Semarang (Antaranews Jateng) - Museum Kereta Api (KA) Ambarawa di Kabupaten Semarang, Jawa Tengah, mencatat jumlah pengunjung rata-rata mencapai 1.000 orang dalam setiap harinya.
     
"Pengunjung rata-rata berkisar 500-1.000 orang/hari. Namun, kalau akhir pekan bisa lebih 2.000 wisatawan," kata Kepala Stasiun Ambarawa Semarang Djoko Utomo di Ambarawa, Jumat.
     
Hal tersebut diungkapkannya di sela kedatangan Andien, penyanyi jazz yang menjadi rangkaian "Argo Muria Festival with Andien Metamorfosa" yang kali itu menjajal naik kereta uap.
     
Djoko menjelaskan selama ini kalangan wisatawan juga bervariasi, baik dari domestik maupun mancanegara, tetapi selama ini kebanyakan masih dari kalangan wisatawan domestik.
     
Pengunjung pun bisa melihat beragam koleksi museum, mulai foto-foto bersejarah kereta api (KA) hingga lokomotif kuno yang dipajang atau merasakan sensasi menaiki kereta uap.
     
"Untuk reguler Sabtu-Minggu, kami mengoperasikan kereta diesel dari Stasiun atau Museum Ambarawa menuju Stasiun Tuntang sebanyak empat 'trip' dalam sehari.
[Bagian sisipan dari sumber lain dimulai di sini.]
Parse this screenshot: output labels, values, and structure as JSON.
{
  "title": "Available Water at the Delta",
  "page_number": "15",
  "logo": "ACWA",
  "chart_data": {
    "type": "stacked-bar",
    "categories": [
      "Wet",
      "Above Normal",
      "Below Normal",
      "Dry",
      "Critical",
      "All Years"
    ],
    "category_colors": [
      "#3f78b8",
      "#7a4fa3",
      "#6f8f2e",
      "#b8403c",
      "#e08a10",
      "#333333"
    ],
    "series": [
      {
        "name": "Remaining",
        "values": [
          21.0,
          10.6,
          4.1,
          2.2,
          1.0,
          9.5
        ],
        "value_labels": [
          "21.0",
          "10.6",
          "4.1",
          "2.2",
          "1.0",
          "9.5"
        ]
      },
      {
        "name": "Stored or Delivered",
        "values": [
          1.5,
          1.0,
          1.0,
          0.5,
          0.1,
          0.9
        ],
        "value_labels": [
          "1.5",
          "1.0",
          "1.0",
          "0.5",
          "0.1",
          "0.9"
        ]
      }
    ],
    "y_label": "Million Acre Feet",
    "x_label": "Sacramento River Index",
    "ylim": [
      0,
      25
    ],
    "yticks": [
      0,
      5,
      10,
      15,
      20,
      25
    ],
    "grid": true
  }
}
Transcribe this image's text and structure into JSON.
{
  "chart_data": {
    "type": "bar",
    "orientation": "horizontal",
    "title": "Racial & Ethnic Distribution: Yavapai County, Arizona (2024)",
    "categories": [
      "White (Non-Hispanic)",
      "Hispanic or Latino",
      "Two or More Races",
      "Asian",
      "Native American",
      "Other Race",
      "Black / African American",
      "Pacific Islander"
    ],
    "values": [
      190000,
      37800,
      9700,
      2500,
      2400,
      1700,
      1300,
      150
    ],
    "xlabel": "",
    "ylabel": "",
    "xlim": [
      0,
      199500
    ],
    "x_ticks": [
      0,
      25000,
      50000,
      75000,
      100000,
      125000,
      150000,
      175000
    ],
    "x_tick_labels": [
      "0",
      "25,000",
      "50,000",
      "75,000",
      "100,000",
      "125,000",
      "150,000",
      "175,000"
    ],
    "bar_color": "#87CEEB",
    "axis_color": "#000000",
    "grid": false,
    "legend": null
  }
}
Tarifnya, Rp50 ribu/orang," katanya.
     
Namun, kata dia, pengunjung pun bisa merasakan naik kereta uap, baik menuju Stasiun Tuntang dengan kereta uap biasa maupun kereta uap bergerigi menuju Stasiun Bedono, Kabupaten Semarang.
     
Untuk merasakan sensasi kereta uap, ia menyebutkan pengunjung harus menyewa, seperti rute Museum Ambarawa-Stasiun Bedono dengan tarif sewa sebesar Rp15 juta untuk dua gerbong berkapasitas 80 penumpang.
     
"Mau menyewa kereta uap yang biasa (tidak bergerigi, red.) bisa juga. Kalau satu gerbong cukup Rp10 juta, dua gerbong Rp12,5 juta, sementara untuk tiga gerbong sebesar Rp15 juta," katanya.
     
Diakuinya, banyak juga pengunjung yang kemudian tertarik merasakan sensasi kereta uap, namun tak jarang wisatawan cukup melihat-lihat koleksi lokomotif yang dimiliki PT KAI.
     
"Kami punya koleksi sebanyak 26 lokomotif. Sebanyak 21 lokomotif dipajang, sementara lima lokomotif dioperasikan. Dari lima lokomotif yang dioperasikan, dua diesel dan tiga uap," katanya.
     
Kereta uap biasa, kata dia, hanya digunakan untuk jalur landai, tetapi untuk jalur menanjak, seperti trek menuju Stasiun Bedono yang terjal diperlukan lokomotif uap bergerigi.
     
"Kalau dari penumpang kenaikannya sangat signifikan, sekitar 30-40 persen, sementara untuk pengunjung kenaikannya 5-10 persen. Ya, mereka yang cukup melihat koleksi saja," katanya.
     
Sementara itu, Oka (17), siswa asal Bengkulu yang ditemui di Museum Ambarawa mengaku kagum dengan banyaknya koleksi lokomotif bersejarah milik PT KAI yang tidak ditemuinya di tempat lain.
     
"Bagus sekali, paling seneng, ya, lihat kereta uap tadi. Kebetulan, saya pas main, sekalian datang ke sini (Ambarawa, red.)," kata Oka yang saat itu mengajak dua saudaranya.